Oh ! il y avait surtout le papillon « citron aurore » ! À certains moments, j’éprouvais un amer plaisir à le fixer, pour approfondir et chercher à comprendre la mélancolie qui me venait de lui. Il était dans une vitrine du fond ; ses deux nuances si fraîches et si étranges, comme celle d’une peinture de Chine, d’une robe de fée, s’avivaient l’une par l’autre, formaient un ensemble lumineux quand venait le crépuscule gris et quand déjà les autres papillons ses voisins paraissaient ne plus être que de vilaines petites chauves-souris noirâtres.

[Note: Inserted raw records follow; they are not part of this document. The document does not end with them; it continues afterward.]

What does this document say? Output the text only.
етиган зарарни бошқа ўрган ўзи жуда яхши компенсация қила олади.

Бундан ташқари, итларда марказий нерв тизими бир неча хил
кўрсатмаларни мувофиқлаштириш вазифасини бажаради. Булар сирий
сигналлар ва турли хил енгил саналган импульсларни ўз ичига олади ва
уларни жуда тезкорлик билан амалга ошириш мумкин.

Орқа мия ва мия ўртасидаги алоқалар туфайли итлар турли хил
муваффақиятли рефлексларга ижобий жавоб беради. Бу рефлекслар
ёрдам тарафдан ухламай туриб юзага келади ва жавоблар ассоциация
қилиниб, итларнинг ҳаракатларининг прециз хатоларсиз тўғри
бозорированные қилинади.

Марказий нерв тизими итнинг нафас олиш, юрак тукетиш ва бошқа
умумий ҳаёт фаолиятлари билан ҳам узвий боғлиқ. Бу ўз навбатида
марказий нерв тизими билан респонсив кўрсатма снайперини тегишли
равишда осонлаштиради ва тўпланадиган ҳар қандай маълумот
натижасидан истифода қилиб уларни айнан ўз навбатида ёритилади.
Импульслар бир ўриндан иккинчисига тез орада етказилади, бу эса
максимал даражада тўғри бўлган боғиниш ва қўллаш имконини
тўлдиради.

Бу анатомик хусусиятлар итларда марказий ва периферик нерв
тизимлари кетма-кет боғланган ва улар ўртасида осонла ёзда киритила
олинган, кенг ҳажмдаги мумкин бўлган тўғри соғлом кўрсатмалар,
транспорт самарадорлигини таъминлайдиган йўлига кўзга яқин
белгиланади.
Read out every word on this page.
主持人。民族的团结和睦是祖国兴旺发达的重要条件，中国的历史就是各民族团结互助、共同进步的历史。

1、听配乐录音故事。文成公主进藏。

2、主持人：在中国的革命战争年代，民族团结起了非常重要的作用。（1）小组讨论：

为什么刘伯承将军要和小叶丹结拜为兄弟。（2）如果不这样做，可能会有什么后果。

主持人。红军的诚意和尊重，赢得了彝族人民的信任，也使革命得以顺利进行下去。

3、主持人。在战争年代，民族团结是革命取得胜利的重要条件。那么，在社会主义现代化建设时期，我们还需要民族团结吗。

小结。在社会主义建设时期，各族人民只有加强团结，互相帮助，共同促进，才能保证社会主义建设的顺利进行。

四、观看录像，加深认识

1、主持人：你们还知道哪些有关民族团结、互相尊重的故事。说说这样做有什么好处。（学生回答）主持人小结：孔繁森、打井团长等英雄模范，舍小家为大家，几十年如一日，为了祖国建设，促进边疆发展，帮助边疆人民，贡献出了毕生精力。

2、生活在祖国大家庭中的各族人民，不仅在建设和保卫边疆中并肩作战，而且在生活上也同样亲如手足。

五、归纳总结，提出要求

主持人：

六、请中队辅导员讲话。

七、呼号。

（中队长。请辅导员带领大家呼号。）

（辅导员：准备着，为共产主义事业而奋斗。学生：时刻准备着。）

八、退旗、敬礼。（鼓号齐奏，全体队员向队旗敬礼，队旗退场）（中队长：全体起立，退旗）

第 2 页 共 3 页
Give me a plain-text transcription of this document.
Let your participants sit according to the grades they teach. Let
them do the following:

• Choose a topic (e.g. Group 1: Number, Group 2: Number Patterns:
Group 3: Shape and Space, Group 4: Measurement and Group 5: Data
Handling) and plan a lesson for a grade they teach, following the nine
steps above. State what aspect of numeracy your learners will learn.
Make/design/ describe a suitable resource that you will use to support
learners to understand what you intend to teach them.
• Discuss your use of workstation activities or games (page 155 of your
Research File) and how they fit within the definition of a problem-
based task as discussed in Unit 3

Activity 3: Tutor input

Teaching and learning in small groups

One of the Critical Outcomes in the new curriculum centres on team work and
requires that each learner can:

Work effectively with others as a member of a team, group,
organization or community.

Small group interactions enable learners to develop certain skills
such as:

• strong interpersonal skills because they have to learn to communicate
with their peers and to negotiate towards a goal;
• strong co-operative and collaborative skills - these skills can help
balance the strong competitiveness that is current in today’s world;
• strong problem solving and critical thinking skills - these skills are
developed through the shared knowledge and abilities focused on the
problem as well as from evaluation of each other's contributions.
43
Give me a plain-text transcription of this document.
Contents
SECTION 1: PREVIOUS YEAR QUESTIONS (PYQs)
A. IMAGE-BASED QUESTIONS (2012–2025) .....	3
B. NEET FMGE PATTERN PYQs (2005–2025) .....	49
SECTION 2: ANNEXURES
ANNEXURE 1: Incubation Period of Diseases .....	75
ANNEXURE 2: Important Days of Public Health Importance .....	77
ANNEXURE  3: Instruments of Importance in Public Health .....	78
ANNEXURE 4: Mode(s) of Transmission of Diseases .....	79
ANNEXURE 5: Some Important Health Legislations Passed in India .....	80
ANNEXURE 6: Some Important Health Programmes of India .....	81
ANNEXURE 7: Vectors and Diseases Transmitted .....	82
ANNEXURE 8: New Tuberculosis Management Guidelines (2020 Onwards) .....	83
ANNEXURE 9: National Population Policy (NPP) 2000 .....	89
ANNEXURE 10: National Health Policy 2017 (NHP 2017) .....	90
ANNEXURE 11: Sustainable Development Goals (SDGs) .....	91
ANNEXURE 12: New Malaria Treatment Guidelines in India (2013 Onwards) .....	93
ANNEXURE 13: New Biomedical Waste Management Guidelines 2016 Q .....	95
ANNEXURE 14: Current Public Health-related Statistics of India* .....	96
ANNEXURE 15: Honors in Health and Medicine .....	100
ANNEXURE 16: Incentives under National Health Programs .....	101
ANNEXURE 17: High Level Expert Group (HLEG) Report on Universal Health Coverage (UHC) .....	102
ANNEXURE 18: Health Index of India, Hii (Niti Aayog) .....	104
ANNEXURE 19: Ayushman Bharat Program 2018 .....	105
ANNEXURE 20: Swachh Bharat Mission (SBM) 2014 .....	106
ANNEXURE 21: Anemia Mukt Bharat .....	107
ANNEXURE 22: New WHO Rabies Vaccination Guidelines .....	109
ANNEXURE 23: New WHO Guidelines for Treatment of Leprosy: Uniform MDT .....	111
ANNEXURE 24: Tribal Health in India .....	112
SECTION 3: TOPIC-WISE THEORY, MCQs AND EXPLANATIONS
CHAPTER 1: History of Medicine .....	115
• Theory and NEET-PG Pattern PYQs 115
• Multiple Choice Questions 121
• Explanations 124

Dès que mes yeux s’arrêtaient sur lui, j’entendais la chanson traînante, somnolente, en fausset montagnard : « Ah ! ah ! la bonne histoire !… » puis je revoyais le porche blanchi du domaine de Bories, au milieu d’un silence de soleil et d’été. Alors un immense regret me prenait des vacances passées ; tristement je constatais le recul où elles étaient déjà dans les temps accomplis et le lointain où se tenaient encore les vacances à venir ; puis d’autres sentiments inexpressibles m’arrivaient aussi, sortis toujours des mêmes insondables dessous, et complétant un bien étrange ensemble.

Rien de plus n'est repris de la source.